Tuesday

The buck never stops at the top

The FBI has blown the whistle on the Defense Department's military investigators by accusing them of abusive treatment of prisoners of war in Iraq and Guantanamo Bay, Cuba.

The FBI was especially outraged that the interrogators of suspected terrorists had posed as FBI agents.

Administration officials usually are pretty clubby folks who close ranks in times of trouble. But apparently, the FBI was not ready to take the fall for the Pentagon's atrocious treatment of some prisoners of war.

The International Committee of the Red Cross has labeled the Pentagon's behavior as "tantamount to torture."

The big question is why President Bush has tolerated inhumane treatment of detainees and why he has not ordered a full stop to this shaming of the United States.

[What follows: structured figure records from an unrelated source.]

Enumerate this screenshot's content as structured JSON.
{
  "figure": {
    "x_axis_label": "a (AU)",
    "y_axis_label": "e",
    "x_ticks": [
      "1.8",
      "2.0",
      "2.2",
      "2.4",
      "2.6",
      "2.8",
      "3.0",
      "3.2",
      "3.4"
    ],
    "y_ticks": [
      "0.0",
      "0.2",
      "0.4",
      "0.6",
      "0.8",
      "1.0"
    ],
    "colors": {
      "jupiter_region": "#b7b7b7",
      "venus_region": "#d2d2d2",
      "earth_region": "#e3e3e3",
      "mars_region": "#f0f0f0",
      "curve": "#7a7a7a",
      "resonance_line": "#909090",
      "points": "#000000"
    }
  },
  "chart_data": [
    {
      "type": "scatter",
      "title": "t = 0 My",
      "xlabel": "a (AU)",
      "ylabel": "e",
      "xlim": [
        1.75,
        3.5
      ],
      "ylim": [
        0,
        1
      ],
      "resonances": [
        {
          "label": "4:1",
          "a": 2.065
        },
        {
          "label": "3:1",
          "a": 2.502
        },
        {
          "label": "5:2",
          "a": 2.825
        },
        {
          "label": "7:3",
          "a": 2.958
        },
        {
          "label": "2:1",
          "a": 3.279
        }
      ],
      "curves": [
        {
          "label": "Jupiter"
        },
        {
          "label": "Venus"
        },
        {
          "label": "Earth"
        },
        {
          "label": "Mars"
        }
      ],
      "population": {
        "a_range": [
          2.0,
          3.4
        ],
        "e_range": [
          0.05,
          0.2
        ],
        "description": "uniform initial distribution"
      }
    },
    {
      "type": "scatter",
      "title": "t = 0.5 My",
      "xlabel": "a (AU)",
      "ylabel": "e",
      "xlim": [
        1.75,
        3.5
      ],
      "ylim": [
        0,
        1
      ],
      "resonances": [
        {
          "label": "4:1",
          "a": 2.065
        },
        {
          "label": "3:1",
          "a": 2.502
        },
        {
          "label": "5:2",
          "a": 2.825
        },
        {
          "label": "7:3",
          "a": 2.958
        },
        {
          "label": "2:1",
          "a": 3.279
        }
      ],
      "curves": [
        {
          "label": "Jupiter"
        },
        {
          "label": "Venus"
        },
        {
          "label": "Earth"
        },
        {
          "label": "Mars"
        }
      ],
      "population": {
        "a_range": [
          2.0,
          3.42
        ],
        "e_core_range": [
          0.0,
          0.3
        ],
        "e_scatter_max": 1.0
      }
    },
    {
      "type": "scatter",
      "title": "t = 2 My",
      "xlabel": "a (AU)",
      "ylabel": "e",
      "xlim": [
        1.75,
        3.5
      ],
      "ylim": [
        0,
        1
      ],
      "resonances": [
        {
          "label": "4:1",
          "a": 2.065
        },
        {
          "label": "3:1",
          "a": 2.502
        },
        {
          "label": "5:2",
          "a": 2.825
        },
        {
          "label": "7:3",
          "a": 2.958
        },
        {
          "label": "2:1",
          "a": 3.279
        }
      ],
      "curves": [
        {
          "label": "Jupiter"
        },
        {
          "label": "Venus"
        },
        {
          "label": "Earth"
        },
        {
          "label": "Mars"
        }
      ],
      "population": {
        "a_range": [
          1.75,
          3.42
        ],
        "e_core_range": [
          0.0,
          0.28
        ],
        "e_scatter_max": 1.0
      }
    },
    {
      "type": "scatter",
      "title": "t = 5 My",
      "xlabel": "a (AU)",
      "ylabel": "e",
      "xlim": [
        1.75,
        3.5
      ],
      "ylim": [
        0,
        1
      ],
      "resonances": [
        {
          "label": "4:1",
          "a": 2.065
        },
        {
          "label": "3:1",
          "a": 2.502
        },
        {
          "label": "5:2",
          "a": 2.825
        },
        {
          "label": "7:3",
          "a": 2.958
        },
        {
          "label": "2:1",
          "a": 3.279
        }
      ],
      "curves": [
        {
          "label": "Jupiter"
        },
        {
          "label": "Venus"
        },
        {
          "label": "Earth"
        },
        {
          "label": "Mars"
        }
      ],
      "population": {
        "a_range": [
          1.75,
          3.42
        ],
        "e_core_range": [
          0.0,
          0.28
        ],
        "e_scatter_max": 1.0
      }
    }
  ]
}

He has to accept some of the blame for rejecting the Geneva Conventions on humane treatment of prisoners of war for so-called enemy combatants at Guantanamo Bay, site of a U.S. Navy base and the prison holding some 550 people from 40 different nations.

There are indications that prison guards and interrogators thought they were following orders from higher ups when they abused some detainees.

The FBI didn't complain publicly against the Department of Defense but a lawsuit by the American Civil Liberties Union has smoked out memos written by FBI agents about the treatment of the detainees.

The records claimed the FBI learned that Defense Secretary Donald Rumsfeld had approved the impersonation of the FBI.

An ACLU attorney said the methods adopted by the military were "illegal, immoral and counterproductive."

The documents showed that FBI agents were particularly upset with what they saw as physical and mental abuse of the detainees, including the sticking of lighted cigarettes in their ears, choking, beatings, temperature changes, hooding, the use of dogs and other forms of harassment.

One detainee was wrapped in an Israeli flag.

One of the agents complained that the military's aggressive interrogation was "beyond the bounds of standard FBI practice."

In Iraq, an agent observed "serious abuses of civilian detainees," including strangulation, beatings and other physical harm and humiliations.

One detainee was described as "almost unconscious on the floor, with a pile of hair next to him." The agent surmised that the prisoner "had apparently been literally pulling his own hair."

Another report said soldiers at Guantanamo spat upon a detainee and beat him when he tried to protect himself. At one point, the soldiers beating the prisoner "grabbed his head and beat it into the cell floor," knocking him unconscious, the report said.

Describing an assault on a detainee, an agent wrote: "If this detainee is ever released or his story made public," the Defense Department will not be held accountable and the FBI will be left "holding the bag."

The morbid accounts run counter to the administration's claim there has been no torture at the Guantanamo prison. It's incredible that the abuses continued even after the photos of the mistreatment of the Abu Ghraib prisoners shocked the world.

The administration has blamed free lancing by low-ranking reservists for the brutality. No top commander has been fingered for the disgrace.

This is an administration where the buck never stops at the top. Neither the Pentagon nor the White House acknowledges condoning such practices.

White House press secretary Scott McClellan told reporters last Tuesday that the president "expects that any allegations of abuse are taken seriously and fully investigated, and that corrective measures are taken to make sure that abuse does not occur again. That's what the president expects."

McClellan added the president has made it clear that, "We are a nation of laws and a nation of values, and we adhere to our laws and values."

He also said Bush feels that "people need to be held accountable and brought to justice if they're involved in wrongdoing" and that corrective measures are in place to prevent it from happening again.

American taxpayers have spent millions to improve the U.S. image in the Middle East and to win the hearts and minds of the Arab world, which opposed the U.S. invasion of Iraq.

But it will all be for naught unless the president makes an unequivocal statement that all prisoners and detainees we hold anywhere will be treated humanely in accordance with the Geneva Conventions and the standards of the Red Cross.